Le premier problème se pose quand on vient sans savoir précisément ce qu’on veut. Il peut en effet devenir difficile de se décider face à 2 promos particulièrement intéressantes. Par exemple, quand on s’est juste dit « ça serait sympa de se faire du poisson ce midi ! » et qu’on se retrouve à devoir faire un choix entre les 2 bars à 8 euros ou les 4 soles à 10, c’est pas évident… A pile ou face, on se décide finalement pour les bars, en se disant que la sole y passera la semaine prochaine.
Le deuxième problème se pose toutes les semaines suivantes, quand on sait trop précisément ce qu’on veut. Parce que les stocks ne sont pas les mêmes toutes les semaines, et que quand on arrive tard, le dernier exemplaire du produit qu’on convoitait peut s’envoler juste sous nos yeux. Comme ces satanées soles : une fois, au moment où on arrive au marché, il n’y en a déjà plus du tout. La fois suivante, il y en a encore une bonne quantité, mais les poissonniers n’ont pas encore commencé à les brader. On se dit alors qu’on va d’abord faire le reste des emplettes et revenir un petit quart d’heure plus tard… Sans s’imaginer que la famille nombreuse ou le resto du coin allait décider pile poil ce jour là de servir de la sole, et en embarquer 10 kilos d’un coup. Et la fois d’après, miracle, il reste exactement 2 soles sur l’étal, vendues 6 euros. On se dit que c’est notre jour de chance, on fait la queue en croisant les doigts pour que tous les clients de devant choisissent autre chose. On se réjouit quand le client juste avant nous se contente de crevettes. Et on enrage quand, notre tour venu, la poissonnière demande « C’est à qui ? », que quelqu’un arrive de nulle part et sort « A moi. Je vais vous prendre les soles, là. ». S’il y avait eu un espadon sur l’étal, je crois que je l’aurais attrapé pour embrocher l’importun avec. Ou des oursins, pour lui fourrer dans les vêtements. Ou des crabes, pour lui arracher la langue avec leurs pinces. Ou n’importe quoi de suffisamment gros et contondant pour l’en assommer. Mais non, il ne restait sur l’étal que ces 2 soles, qui se sont envolées sous nos yeux.

Avec politesse et retenue, on a donc pris ça comme un signe du destin : ce n’était probablement pas le moment de poêler des soles. Il y avait certainement un autre plat qui nous attendait, et conviendrait encore mieux à ce jour. On s’est donc rabattus sur notre volailler, juste en face du poissonnier.
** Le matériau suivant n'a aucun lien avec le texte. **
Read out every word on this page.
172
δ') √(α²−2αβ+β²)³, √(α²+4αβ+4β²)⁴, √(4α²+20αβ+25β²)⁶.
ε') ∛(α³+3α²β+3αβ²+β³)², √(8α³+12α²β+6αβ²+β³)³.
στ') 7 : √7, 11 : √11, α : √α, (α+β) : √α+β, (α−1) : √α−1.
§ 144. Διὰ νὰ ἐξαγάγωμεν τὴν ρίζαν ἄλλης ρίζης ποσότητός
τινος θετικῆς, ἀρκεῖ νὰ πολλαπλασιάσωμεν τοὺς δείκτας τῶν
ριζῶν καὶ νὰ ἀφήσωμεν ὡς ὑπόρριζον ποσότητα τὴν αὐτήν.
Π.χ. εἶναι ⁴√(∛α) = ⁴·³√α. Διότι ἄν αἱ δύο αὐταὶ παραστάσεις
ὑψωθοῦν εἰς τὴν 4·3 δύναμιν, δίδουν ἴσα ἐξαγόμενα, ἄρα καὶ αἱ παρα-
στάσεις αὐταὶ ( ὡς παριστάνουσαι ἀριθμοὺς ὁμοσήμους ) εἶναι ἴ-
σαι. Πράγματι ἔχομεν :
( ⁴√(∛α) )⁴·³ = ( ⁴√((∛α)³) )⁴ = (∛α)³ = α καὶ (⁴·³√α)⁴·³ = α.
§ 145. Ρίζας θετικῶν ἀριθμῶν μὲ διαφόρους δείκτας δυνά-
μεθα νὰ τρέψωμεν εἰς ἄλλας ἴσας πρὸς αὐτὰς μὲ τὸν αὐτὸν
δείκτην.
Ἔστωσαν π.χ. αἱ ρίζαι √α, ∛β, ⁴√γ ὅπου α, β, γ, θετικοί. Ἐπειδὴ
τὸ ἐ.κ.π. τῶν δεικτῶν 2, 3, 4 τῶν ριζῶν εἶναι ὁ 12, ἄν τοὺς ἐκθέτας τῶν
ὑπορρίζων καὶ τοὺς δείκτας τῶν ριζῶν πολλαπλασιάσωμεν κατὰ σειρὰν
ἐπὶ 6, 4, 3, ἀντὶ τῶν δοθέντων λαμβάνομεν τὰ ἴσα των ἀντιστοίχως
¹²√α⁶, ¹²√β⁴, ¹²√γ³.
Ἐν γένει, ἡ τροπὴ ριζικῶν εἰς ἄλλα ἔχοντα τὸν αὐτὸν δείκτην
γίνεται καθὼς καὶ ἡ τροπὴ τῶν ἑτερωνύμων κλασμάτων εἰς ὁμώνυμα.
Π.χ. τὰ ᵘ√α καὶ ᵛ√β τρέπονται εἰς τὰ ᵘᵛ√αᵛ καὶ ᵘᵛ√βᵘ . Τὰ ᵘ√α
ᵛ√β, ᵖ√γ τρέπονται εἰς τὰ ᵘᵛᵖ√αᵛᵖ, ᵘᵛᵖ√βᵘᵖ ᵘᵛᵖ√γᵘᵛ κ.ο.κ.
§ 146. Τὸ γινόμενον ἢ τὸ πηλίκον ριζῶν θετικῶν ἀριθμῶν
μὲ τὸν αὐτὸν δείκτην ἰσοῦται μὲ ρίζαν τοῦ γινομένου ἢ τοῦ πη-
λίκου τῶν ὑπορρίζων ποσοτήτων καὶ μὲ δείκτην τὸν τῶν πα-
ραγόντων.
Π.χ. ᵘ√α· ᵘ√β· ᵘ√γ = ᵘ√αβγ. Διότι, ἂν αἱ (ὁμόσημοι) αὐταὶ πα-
Bon, bien entendu, comme il commençait déjà à se faire tard, il n’avait plus grand-chose en stock. Et comme, avouons-le, après avoir tant salivé sur les soles, cette fin en queue de poisson avait envoyé glisser nos envies de cuisiner à terre. On a donc visé simple, et commandé un demi-poulet rôti, avec des patates cuisinées. Déjà tout chaud, tout prêt à consommer. « Et avec ça, je vous mets quoi ? Si vous voulez, on fait les 4 coquelets à 12 euros ! ». Ah ? Tiens, oui, pourquoi pas ? Comme on héberge une amie toute la semaine, faut bien prévoir de manger un peu aussi… « Allez, soyons fous, 4 coquelets ! Et puis un peu de farce de volaille, on se fera des légumes farcis après ! Un peu plus, même, au pire on congèlera pour plus tard ! Oh, et puis si vous avez des carcasses, mettez nous en un peu aussi, pour faire un bouillon ! Et puis… Et puis… Euh… ça sera déjà pas mal comme ça ! Merci ! ». Comme quoi il suffit de pas grand-chose pour raviver les envies de cuisiner…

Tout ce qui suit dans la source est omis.